Suppose I have this problem:
max f(x,y)
s.t 2x + 4y = 3
If the function $f(x,y) = x^{0.7}y^{0.3}$ then how can I use Lagrange multiplier to find the maximum input choices? I found out that $\nabla$$g(x,y) = 2i + 4j$ and $\nabla$$f(x,y) = 0.7(y/x)^{0.3} + 0.3(x/y)^{0.7}$. So I know that $\nabla$f = λ$\nabla$g but how do I use these numbers to find the maximum input choices?

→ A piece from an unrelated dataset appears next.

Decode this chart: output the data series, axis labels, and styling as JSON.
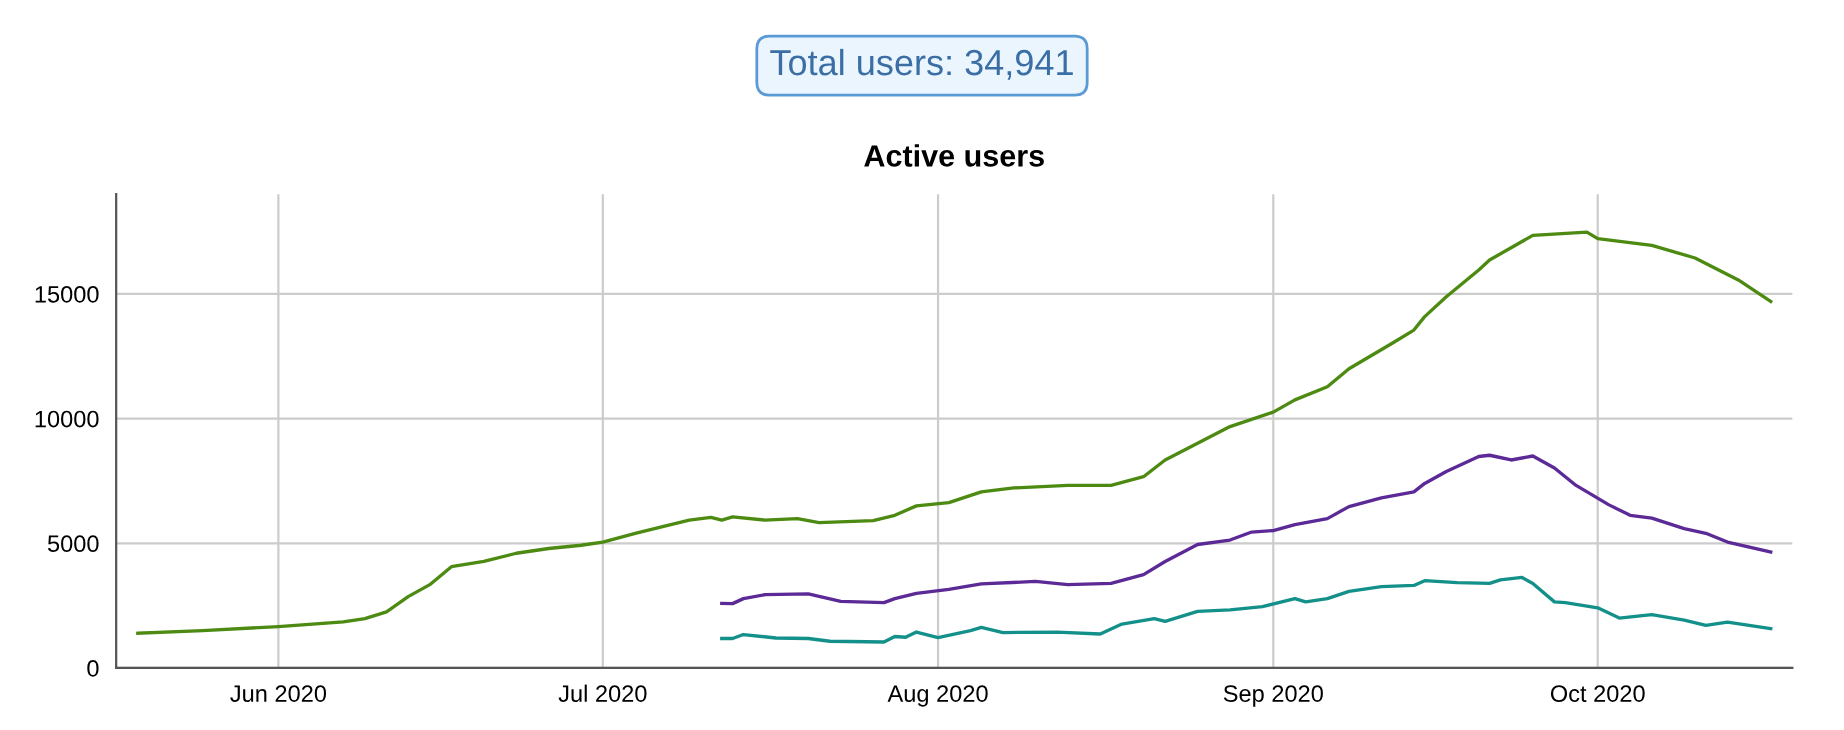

Consider $$F=x^{7/10} y^{3/10}+\lambda (2 x+4 y-3)$$ compute the derivatives and set them equal to zero $$F'_x=2 \lambda +\frac{7 y^{3/10}}{10 x^{3/10}}=0$$ $$F'_y=4 \lambda +\frac{3 x^{7/10}}{10 y^{7/10}}=0$$ $$F'_\lambda=2 x+4 y-3=0$$ From $F'_x=0$, you can extract $$\lambda=-\frac{7 y^{3/10}}{20 x^{3/10}}$$ Replacing $\lambda$ in $F'_y$, you get $$F'_y=\frac{3 x^{7/10}}{10 y^{7/10}}-\frac{7 y^{3/10}}{5 x^{3/10}}=\frac{3 x-14 y}{10 x^{3/10} y^{7/10}}=0$$ which makes $$3x-14y=0$$ Combine this with $F'_\lambda$ : two linear equation for two unknowns $x,y$. Solve and compute the value of $x^{7/10} y^{3/10}$.
At first glance, I thought that the problem is simple because the sum of the exponents is equal to $1$. Effectively, making it more general such as $$F=x^{a} y^{1-a}+\lambda (2 x+4 y-3)$$ just doing the same, you should arrive to $$(1-a)x-2ay=0$$
But, the problem stays simple if set as $$F=x^{a} y^{b}+\lambda (2 x+4 y-3)$$ Repeat the same steps to arrive to $b x-2ay=0$.
I am sure than you can take it from here.